Establishing Corrosion Growth Rates Based on MFL-C vs. MFL In-Line Inspection Run-to-Run Comparisons
Performing in-line inspection (ILI) run-to-run comparisons is a vital component of any pipeline integrity management program. A primary objective of ILI run-to-run comparisons is to establish corrosion growth rates along the length of a given pipeline segment that are defensible, justifiable, and realistic without being overly conservative.
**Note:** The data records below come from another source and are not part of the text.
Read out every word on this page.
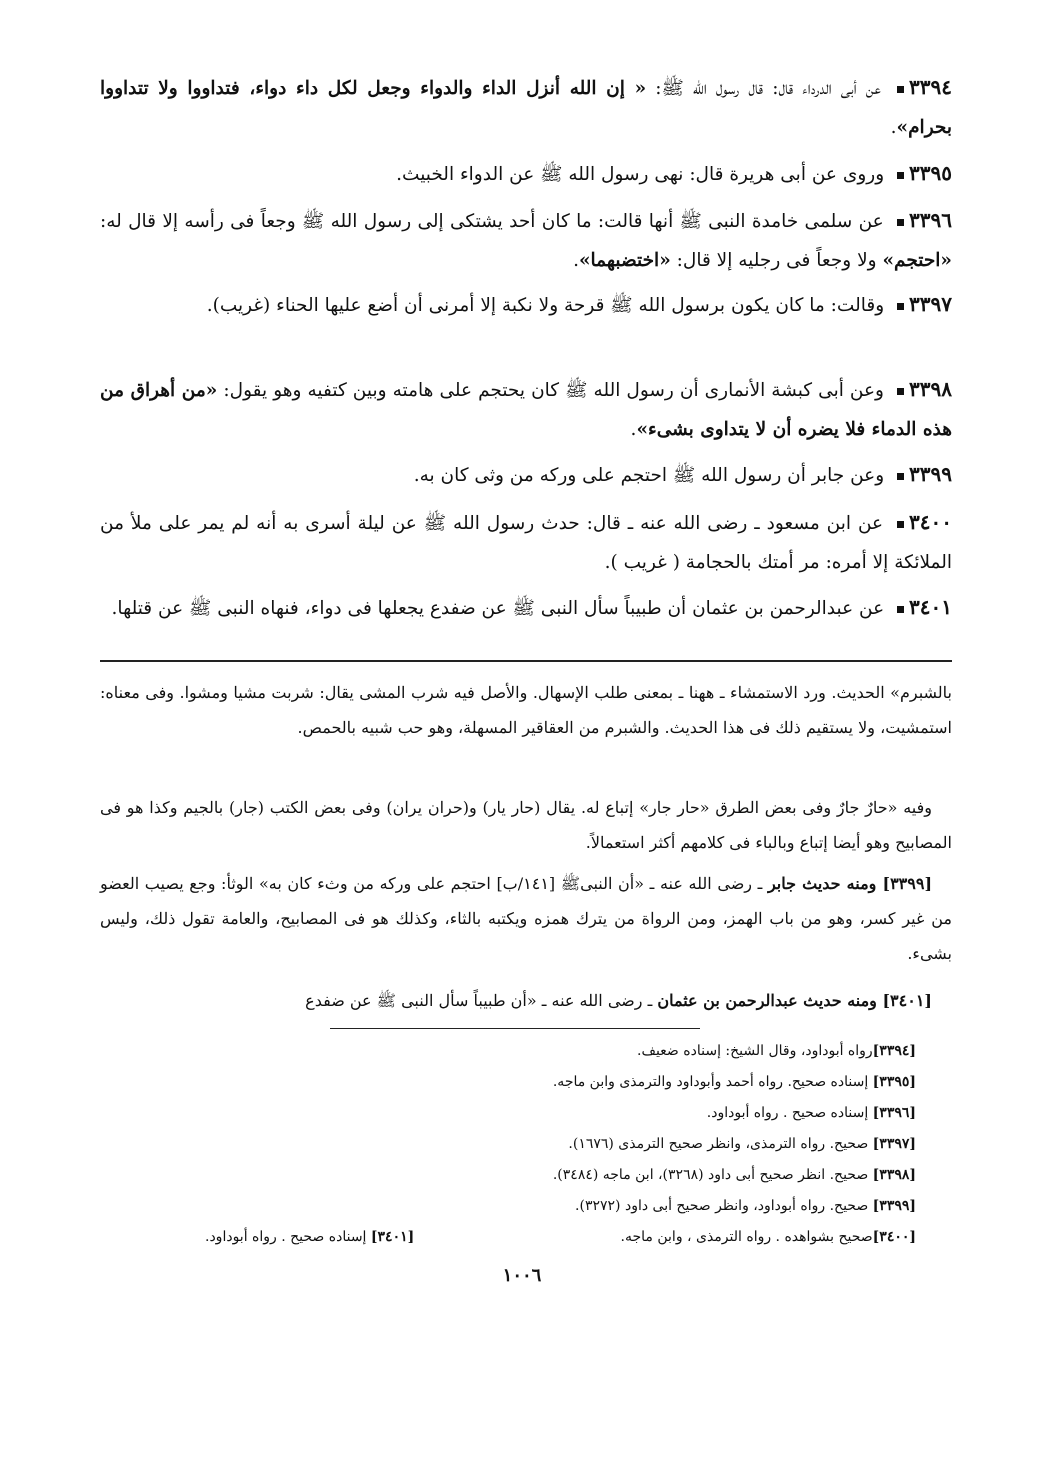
٣٣٩٤ عن أبى الدرداء قال: قال رسول الله ﷺ: « إن الله أنزل الداء والدواء وجعل لكل داء دواء، فتداووا ولا تتداووا بحرام».
٣٣٩٥ وروى عن أبى هريرة قال: نهى رسول الله ﷺ عن الدواء الخبيث.
٣٣٩٦ عن سلمى خامدة النبى ﷺ أنها قالت: ما كان أحد يشتكى إلى رسول الله ﷺ وجعاً فى رأسه إلا قال له: «احتجم» ولا وجعاً فى رجليه إلا قال: «اختضبهما».
٣٣٩٧ وقالت: ما كان يكون برسول الله ﷺ قرحة ولا نكبة إلا أمرنى أن أضع عليها الحناء (غريب).
٣٣٩٨ وعن أبى كبشة الأنمارى أن رسول الله ﷺ كان يحتجم على هامته وبين كتفيه وهو يقول: «من أهراق من هذه الدماء فلا يضره أن لا يتداوى بشىء».
٣٣٩٩ وعن جابر أن رسول الله ﷺ احتجم على وركه من وثى كان به.
٣٤٠٠ عن ابن مسعود ـ رضى الله عنه ـ قال: حدث رسول الله ﷺ عن ليلة أسرى به أنه لم يمر على ملأ من الملائكة إلا أمره: مر أمتك بالحجامة ( غريب ).
٣٤٠١ عن عبدالرحمن بن عثمان أن طبيباً سأل النبى ﷺ عن ضفدع يجعلها فى دواء، فنهاه النبى ﷺ عن قتلها.
بالشبرم» الحديث. ورد الاستمشاء ـ ههنا ـ بمعنى طلب الإسهال. والأصل فيه شرب المشى يقال: شربت مشيا ومشوا. وفى معناه: استمشيت، ولا يستقيم ذلك فى هذا الحديث. والشبرم من العقاقير المسهلة، وهو حب شبيه بالحمص.
وفيه «حارٌ جارٌ وفى بعض الطرق «حار جار» إتباع له. يقال (حار يار) و(حران يران) وفى بعض الكتب (جار) بالجيم وكذا هو فى المصابيح وهو أيضا إتباع وبالباء فى كلامهم أكثر استعمالاً.
[٣٣٩٩] ومنه حديث جابر ـ رضى الله عنه ـ «أن النبىﷺ [١٤١/ب] احتجم على وركه من وثء كان به» الوثأ: وجع يصيب العضو من غير كسر، وهو من باب الهمز، ومن الرواة من يترك همزه ويكتبه بالثاء، وكذلك هو فى المصابيح، والعامة تقول ذلك، وليس بشىء.
[٣٤٠١] ومنه حديث عبدالرحمن بن عثمان ـ رضى الله عنه ـ «أن طبيباً سأل النبى ﷺ عن ضفدع
[٣٣٩٤]رواه أبوداود، وقال الشيخ: إسناده ضعيف.
[٣٣٩٥] إسناده صحيح. رواه أحمد وأبوداود والترمذى وابن ماجه.
[٣٣٩٦] إسناده صحيح . رواه أبوداود.
[٣٣٩٧] صحيح. رواه الترمذى، وانظر صحيح الترمذى (١٦٧٦).
[٣٣٩٨] صحيح. انظر صحيح أبى داود (٣٢٦٨)، ابن ماجه (٣٤٨٤).
[٣٣٩٩] صحيح. رواه أبوداود، وانظر صحيح أبى داود (٣٢٧٢).
[٣٤٠٠]صحيح بشواهده . رواه الترمذى ، وابن ماجه.
[٣٤٠١] إسناده صحيح . رواه أبوداود.
١٠٠٦
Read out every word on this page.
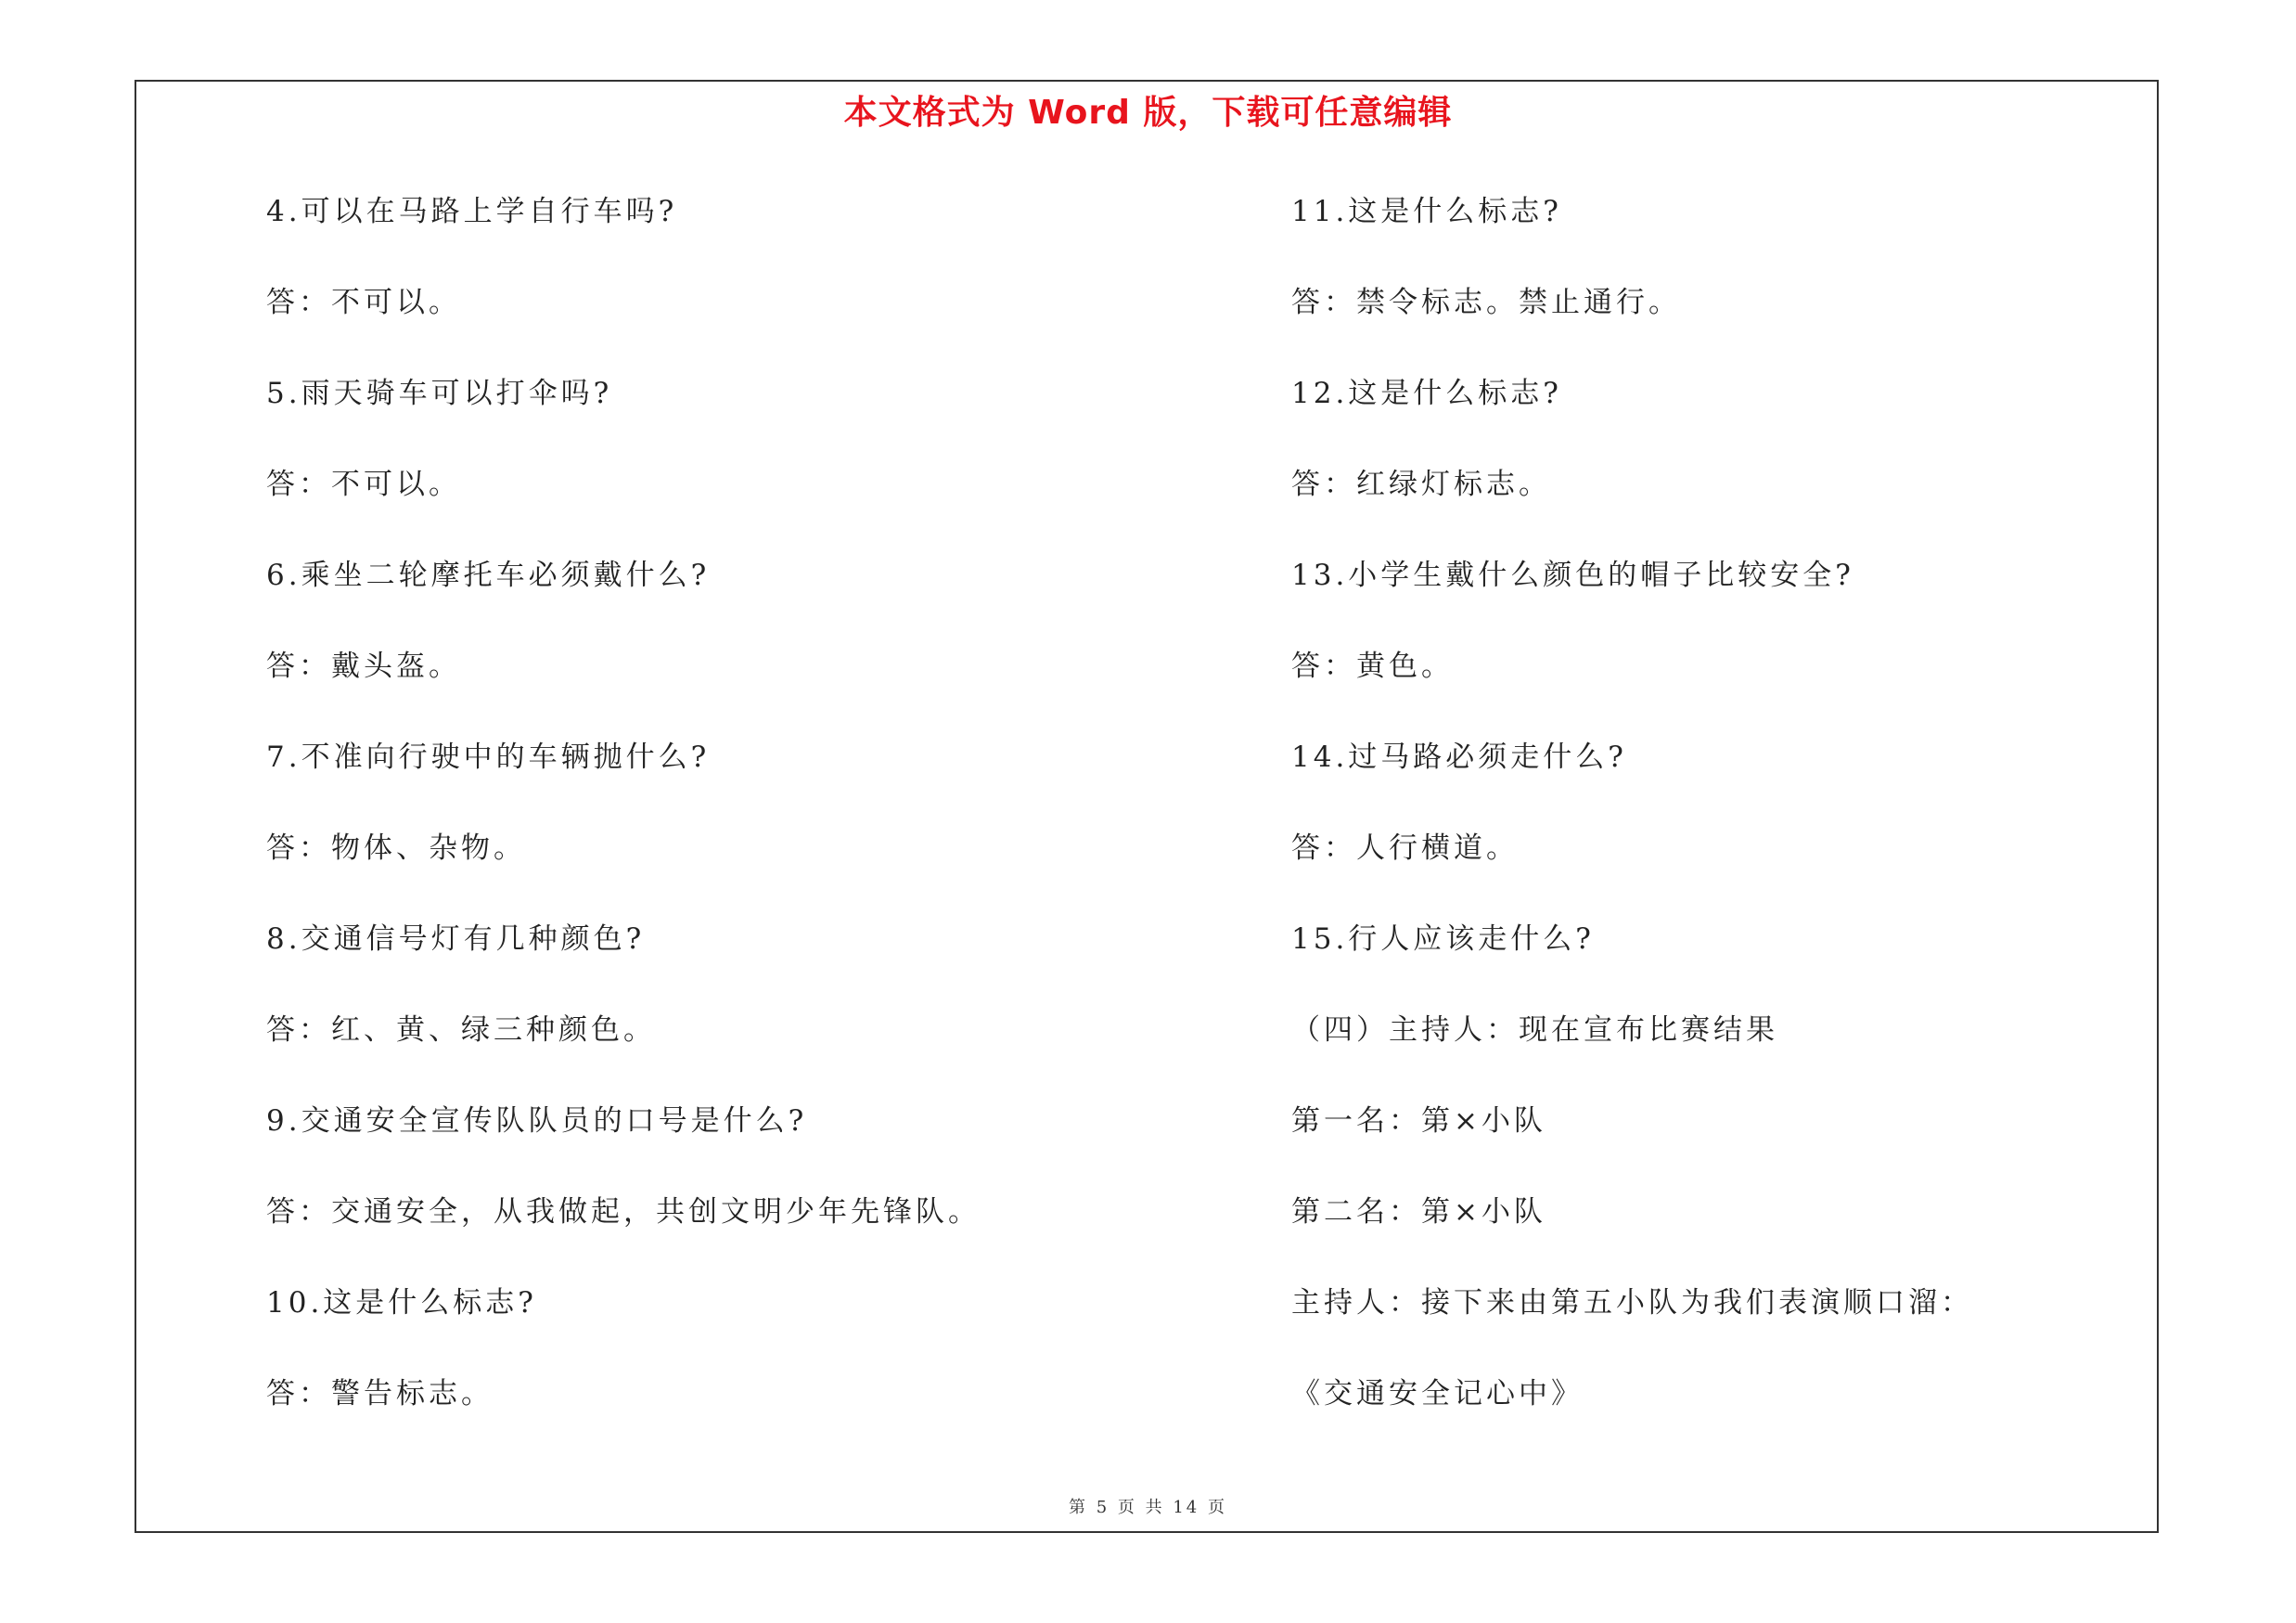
本文格式为 Word 版，下载可任意编辑
4.可以在马路上学自行车吗?
答：不可以。
5.雨天骑车可以打伞吗?
答：不可以。
6.乘坐二轮摩托车必须戴什么?
答：戴头盔。
7.不准向行驶中的车辆抛什么?
答：物体、杂物。
8.交通信号灯有几种颜色?
答：红、黄、绿三种颜色。
9.交通安全宣传队队员的口号是什么?
答：交通安全，从我做起，共创文明少年先锋队。
10.这是什么标志?
答：警告标志。
11.这是什么标志?
答：禁令标志。禁止通行。
12.这是什么标志?
答：红绿灯标志。
13.小学生戴什么颜色的帽子比较安全?
答：黄色。
14.过马路必须走什么?
答：人行横道。
15.行人应该走什么?
（四）主持人：现在宣布比赛结果
第一名：第×小队
第二名：第×小队
主持人：接下来由第五小队为我们表演顺口溜：
《交通安全记心中》
第 5 页 共 14 页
Establishing realistic corrosion growth rates based on ILI data can be challenging, especially when considering different technologies are sometimes employed between the subsequent ILI tool runs. One example of this is a circumferential magnetic flux leakage (MFL-C) ILI survey followed by an axial magnetic flux leakage (MFL) ILI survey. While the two technologies are similar in that both can detect and characterize metal loss anomalies, they differ in the direction of the applied magnetic field. As a result, the tools may detect and characterize (i.e., size) the anomalies differently depending on the shapes and orientations of the anomalies.
This paper explores the differences observed in the detection and sizing of different anomaly types by the two technologies, how these differences contribute to calculated corrosion growth rates, and what considerations should be made when comparing MFL and MFL-C ILI data for the purpose of determining corrosion growth rates.